Durch die Auswahl des Lotwerkstoffs und eines optimierten Temperatur-Zeit-Regimes­ beim Lötprozess besteht eine weitere Möglichkeit, Spannungen im Verbund zu redu­zieren. So wurden für die Applikation Weichlote ausgewählt, welche Liquidustemperaturen von unter 300 °C aufweisen. Um eine gute Biokompatibilität zu gewährleisten, wurde Gold als Basiselement ausgewählt. Die gute physiologische Verträglichkeit von Zinnverbindungen begründete die Auswahl als Legierungselement. Für die galvanische Abscheidung dieses Lotes kam ein cyanidischer Elektrolyt zum Einsatz. Dieser zeichnet sich durch eine selektive Wirkungsweise des Komplexbildners aus, der die gezielte Einstellung der Legierungs­zusammensetzung über die Zinnkonzentration im Elektrolyten erlaubt. Angestrebt wurde das Gold-Zinn-Eutektikum bei einer Zusammensetzung von AuSn29 (in At-%), das eine Schmelztemperatur von 278 °C aufweist. Um eine reaktive Anbindung des Titans an die Keramik zu erreichen sind jedoch Löttemperaturen von 700 °C bis 800 °C erforderlich. In diesem Temperaturbereich liegt die Gold-Zinn-Legierung als Schmelze vor. Die niedrige Solidustemperatur wirkt sich positiv auf das Spannungsfeld beim Abkühlvorgang aus, da die Erstarrung erst bei unter 300 °C einsetzt. Zudem wurden generell geringe Heiz- und Abkühlraten verwendet. Die so gelöteten Proben versagten im Zugversuch fast ausschließlich innerhalb des keramischen Substrats, solange die Löttemperatur über 700 °C gewählt wurde (Abb. 3).

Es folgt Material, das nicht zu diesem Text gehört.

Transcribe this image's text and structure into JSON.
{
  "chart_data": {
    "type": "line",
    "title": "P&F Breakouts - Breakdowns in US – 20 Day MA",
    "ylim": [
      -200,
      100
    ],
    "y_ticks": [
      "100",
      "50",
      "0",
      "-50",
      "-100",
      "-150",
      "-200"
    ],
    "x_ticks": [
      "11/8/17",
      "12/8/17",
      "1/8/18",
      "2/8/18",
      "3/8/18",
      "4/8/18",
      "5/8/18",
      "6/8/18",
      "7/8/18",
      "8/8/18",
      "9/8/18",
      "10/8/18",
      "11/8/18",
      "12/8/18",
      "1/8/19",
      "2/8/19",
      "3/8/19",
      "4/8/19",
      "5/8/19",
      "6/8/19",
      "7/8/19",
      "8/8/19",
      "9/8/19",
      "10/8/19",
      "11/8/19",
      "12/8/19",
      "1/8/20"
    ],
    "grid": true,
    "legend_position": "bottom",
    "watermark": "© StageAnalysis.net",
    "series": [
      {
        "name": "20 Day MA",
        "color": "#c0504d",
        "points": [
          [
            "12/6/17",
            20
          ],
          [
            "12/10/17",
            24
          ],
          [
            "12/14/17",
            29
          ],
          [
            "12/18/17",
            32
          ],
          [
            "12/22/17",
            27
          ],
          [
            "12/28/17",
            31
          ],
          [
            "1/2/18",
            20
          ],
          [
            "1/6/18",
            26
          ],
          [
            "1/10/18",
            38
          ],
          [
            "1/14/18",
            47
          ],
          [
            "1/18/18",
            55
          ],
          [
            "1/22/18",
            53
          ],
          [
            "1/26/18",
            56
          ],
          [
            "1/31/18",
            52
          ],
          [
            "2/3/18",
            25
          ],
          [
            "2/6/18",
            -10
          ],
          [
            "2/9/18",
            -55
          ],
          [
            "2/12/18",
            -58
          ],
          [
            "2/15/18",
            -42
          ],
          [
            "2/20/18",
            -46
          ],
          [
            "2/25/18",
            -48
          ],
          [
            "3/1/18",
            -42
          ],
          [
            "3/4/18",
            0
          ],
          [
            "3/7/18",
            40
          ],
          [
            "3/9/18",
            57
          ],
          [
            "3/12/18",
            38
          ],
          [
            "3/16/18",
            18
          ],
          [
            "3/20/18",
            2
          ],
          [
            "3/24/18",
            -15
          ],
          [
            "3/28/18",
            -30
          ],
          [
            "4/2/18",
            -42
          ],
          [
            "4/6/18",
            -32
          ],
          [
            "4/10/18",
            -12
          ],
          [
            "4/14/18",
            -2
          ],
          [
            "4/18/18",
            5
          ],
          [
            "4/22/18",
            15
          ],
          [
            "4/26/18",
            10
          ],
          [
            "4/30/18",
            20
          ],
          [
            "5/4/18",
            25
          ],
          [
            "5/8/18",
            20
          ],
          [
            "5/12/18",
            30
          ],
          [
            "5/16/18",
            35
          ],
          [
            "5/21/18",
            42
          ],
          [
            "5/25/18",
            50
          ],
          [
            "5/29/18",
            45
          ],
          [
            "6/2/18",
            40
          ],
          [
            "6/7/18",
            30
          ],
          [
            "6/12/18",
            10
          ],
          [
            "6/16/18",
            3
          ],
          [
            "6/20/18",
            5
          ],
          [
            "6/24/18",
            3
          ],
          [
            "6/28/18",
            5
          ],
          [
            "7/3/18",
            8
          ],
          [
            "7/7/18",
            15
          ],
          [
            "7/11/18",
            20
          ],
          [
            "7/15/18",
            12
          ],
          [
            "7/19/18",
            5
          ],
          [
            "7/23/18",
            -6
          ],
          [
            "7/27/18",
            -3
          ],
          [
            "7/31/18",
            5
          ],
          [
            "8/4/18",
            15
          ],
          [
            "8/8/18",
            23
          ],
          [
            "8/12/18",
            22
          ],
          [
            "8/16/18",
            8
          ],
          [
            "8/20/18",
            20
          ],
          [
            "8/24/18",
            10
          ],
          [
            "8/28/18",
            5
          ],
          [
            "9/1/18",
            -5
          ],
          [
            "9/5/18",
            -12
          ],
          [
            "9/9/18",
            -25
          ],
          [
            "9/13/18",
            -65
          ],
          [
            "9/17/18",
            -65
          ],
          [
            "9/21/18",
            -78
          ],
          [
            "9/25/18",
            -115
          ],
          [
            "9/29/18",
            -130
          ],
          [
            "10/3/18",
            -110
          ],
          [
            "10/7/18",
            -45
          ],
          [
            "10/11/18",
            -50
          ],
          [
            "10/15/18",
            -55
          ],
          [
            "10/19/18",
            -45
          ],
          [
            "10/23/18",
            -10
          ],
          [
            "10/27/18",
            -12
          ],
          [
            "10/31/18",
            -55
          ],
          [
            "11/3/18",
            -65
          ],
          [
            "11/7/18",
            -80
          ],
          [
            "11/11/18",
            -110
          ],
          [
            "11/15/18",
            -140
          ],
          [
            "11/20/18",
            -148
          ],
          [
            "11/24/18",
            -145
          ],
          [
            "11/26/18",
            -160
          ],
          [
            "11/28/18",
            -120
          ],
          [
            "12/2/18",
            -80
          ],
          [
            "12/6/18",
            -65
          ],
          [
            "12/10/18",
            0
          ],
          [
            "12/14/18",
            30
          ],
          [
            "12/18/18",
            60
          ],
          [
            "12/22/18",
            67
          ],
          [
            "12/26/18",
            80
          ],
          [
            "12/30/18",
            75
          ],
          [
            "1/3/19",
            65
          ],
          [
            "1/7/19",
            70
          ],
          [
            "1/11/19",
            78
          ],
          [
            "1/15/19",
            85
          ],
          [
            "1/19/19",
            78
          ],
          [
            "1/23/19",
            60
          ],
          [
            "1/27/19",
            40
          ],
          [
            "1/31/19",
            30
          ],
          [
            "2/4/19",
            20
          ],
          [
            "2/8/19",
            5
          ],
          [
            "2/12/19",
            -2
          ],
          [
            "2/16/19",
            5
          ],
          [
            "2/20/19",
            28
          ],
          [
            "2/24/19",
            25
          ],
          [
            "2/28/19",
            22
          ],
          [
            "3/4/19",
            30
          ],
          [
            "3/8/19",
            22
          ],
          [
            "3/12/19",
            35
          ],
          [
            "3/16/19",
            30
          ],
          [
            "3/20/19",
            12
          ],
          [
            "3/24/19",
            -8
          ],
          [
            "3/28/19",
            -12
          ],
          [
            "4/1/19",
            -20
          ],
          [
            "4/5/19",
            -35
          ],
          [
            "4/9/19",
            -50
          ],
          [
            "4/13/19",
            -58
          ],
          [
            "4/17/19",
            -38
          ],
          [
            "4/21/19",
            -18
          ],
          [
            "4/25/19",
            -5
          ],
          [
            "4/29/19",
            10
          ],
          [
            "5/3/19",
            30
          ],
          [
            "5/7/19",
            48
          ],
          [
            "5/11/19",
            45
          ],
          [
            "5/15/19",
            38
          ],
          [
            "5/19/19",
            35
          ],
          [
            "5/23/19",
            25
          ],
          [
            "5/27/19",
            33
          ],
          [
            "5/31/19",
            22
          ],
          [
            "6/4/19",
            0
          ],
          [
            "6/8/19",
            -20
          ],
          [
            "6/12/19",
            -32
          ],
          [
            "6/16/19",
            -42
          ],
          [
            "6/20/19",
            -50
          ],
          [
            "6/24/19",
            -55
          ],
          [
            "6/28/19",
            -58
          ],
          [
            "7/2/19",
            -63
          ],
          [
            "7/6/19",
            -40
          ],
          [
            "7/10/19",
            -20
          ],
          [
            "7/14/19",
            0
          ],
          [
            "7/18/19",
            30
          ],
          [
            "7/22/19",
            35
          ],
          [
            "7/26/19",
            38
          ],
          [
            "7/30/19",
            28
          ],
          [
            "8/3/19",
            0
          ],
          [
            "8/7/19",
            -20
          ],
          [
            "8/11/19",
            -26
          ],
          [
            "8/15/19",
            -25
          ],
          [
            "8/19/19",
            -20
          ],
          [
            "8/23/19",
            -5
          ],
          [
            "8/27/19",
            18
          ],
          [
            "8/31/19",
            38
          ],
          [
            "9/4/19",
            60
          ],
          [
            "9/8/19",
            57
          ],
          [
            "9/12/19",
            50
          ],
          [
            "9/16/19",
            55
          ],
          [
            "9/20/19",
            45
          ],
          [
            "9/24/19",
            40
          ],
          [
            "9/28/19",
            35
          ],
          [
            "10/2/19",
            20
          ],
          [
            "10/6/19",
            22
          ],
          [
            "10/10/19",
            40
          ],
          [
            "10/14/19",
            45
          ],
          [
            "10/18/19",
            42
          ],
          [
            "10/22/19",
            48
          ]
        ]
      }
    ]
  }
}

Abb. 3: Im Zugversuch geprüfte Metall-Keramik-Verbindung mit Bruch im keramischen Substrat, was auf eine gute Fügeverbindung hindeutet

 

Das vorgestellte Verfahren zur Metallisierung von hochreinem Aluminiumoxid (Abb. 3) ermöglicht die Herstellung eines haftfesten, oxidfreien Interfaces zwischen Keramik und strukturiert abgeschiedenem Lotwerkstoff. Damit ist ein kostengünstiges Fügen mit sicherer Prozessführung zur spannungsreduzierten Herstellung von Metall-Keramik-Verbunden möglich.

Hinweis

Das IGF-Vorhaben 16.892 BR/1 der Forschungsvereinigung Deutsche Gesellschaft für Galvano- und Oberflächentechnik e. V. (DGO) wurde über die AiF im Rahmen des Programms zur Förderung der Industriellen Gemeinschaftsforschung (IGF) vom Bundesministerium für Wirtschaft und Technologie aufgrund eines Beschlusses des Deutschen Bundestages gefördert.